Salt and highly salty foods can lead to salt poisoning, which can be fatal. Signs that the cat may have eaten too many salty foods include vomiting, diarrhea, fever, cramps and tremors. For this reason, high-salt snacks such as potato chips, pretzels or salted popcorn should not be fed to cats.


Many cats love tuna, but canned tuna and products produced for humans are unhealthy for cats. For one thing, regular consumption of tuna can lead to deficiencies because it does not contain all the nutrients a cat needs. For another, too much tuna can cause mercury poisoning. Complete cat food with tuna, on the other hand, is fine as long as it is not fed too frequently. In general, fish should make up no more than one or two meals a week in a cat’s diet. The reason for this is that fish is high in fatty acids, which can lead to vitamin E deficiency in cats and resulting health problems.

Unripe green tomatoes and potatoes

Unripe yet green tomatoes and potatoes contain the toxic glycoalkaloid solanine.
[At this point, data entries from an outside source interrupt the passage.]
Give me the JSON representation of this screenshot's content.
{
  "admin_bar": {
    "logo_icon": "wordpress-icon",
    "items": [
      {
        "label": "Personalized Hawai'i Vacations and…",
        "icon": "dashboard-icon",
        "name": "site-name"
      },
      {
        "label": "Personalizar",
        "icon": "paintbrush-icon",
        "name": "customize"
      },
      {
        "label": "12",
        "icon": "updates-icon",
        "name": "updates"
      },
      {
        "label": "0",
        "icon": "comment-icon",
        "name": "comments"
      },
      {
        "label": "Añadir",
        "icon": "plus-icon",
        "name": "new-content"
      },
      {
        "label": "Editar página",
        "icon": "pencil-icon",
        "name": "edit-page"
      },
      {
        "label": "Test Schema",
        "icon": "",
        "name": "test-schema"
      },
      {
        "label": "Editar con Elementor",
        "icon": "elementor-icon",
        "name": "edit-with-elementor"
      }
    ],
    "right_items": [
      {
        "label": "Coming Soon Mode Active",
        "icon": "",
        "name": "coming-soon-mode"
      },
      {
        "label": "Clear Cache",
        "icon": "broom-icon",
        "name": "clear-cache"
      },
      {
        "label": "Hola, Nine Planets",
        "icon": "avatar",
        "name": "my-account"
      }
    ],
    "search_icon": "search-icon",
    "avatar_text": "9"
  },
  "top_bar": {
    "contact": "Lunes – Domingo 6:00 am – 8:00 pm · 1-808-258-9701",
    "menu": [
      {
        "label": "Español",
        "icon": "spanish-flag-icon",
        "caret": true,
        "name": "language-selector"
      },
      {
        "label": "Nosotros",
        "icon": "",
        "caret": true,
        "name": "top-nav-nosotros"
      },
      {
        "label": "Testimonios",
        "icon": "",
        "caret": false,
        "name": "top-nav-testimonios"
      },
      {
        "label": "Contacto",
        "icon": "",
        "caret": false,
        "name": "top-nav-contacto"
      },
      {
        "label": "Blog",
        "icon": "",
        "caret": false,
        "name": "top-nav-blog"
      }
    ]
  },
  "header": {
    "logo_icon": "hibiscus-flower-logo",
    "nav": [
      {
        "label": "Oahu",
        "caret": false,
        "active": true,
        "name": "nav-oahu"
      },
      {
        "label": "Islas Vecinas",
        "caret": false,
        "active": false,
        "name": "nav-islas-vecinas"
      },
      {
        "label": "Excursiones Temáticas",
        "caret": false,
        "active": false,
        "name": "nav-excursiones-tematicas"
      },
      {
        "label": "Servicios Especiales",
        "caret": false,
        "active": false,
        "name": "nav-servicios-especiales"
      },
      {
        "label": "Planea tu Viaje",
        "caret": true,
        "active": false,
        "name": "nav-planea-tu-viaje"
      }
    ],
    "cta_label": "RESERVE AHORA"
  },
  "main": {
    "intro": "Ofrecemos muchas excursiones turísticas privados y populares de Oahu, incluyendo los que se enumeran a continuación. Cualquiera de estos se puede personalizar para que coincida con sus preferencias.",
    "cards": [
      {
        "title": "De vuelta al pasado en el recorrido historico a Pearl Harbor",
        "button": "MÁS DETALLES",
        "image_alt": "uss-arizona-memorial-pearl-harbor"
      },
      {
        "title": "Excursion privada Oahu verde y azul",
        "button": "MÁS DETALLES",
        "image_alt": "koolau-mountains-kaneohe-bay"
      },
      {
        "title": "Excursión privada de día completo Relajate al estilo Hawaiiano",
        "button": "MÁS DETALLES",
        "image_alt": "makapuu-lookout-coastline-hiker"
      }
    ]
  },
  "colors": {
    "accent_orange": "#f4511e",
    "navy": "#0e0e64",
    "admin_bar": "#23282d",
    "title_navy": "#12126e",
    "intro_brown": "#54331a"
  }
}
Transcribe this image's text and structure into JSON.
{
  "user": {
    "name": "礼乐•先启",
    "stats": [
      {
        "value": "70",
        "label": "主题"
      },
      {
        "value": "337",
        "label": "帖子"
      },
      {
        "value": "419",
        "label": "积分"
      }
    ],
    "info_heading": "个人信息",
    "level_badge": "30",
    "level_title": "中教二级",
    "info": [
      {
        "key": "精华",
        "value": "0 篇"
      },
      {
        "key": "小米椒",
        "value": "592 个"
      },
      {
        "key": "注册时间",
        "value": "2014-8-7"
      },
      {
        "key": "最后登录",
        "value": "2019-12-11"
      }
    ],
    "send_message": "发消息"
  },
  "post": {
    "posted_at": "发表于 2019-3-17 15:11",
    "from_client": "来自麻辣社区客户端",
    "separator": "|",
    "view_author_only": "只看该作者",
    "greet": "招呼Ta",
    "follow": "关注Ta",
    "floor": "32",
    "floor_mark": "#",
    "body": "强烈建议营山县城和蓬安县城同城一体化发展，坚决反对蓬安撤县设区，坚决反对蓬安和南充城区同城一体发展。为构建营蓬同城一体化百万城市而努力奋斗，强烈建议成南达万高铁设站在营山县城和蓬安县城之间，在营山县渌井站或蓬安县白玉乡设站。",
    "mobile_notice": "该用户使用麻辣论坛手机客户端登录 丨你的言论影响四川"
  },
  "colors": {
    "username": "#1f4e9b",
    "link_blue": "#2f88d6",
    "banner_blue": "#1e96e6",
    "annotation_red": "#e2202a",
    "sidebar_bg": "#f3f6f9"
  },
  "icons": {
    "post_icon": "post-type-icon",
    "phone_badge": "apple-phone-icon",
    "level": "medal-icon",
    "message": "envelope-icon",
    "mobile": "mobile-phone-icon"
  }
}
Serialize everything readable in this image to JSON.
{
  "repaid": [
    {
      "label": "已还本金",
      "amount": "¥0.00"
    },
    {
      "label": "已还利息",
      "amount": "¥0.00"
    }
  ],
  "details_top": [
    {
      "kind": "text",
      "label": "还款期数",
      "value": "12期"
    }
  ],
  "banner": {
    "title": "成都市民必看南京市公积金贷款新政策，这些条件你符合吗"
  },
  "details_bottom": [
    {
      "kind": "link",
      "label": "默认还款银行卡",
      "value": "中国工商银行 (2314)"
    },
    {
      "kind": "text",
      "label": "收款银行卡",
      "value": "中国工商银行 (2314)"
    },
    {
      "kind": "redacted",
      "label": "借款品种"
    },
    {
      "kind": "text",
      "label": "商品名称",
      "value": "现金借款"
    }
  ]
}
It can cause digestive problems. Some cat foods do contain tomatoes, but in very small amounts and when ripe, so they are not a problem.

Grapes and raisins

Fresh and dried grapes can cause kidney damage in cats.
Xylitol (xylitol, xucker) and foods prepared with it.

This sugar substitute is especially common in low-carb cooking. In cats, however, xylitol can lead to a life-threatening drop in blood sugar levels, as the substance enormously boosts insulin production in the animals. Around 30 minutes after consumption, coordination problems, cramps and attacks of weakness occur. Liver damage is also possible.
Citrus fruits and citrus oil extracts

Citrus fruits, extracts and oils can cause vomiting, diarrhea and even comatose states.


Not everything that tastes good to us humans or is even healthy for us is good for the cat. Because the cat’s nutritional needs are relatively complex, it’s best not to give foods made for humans to your velvet paw and stick to ready-to-eat foods designed for cats.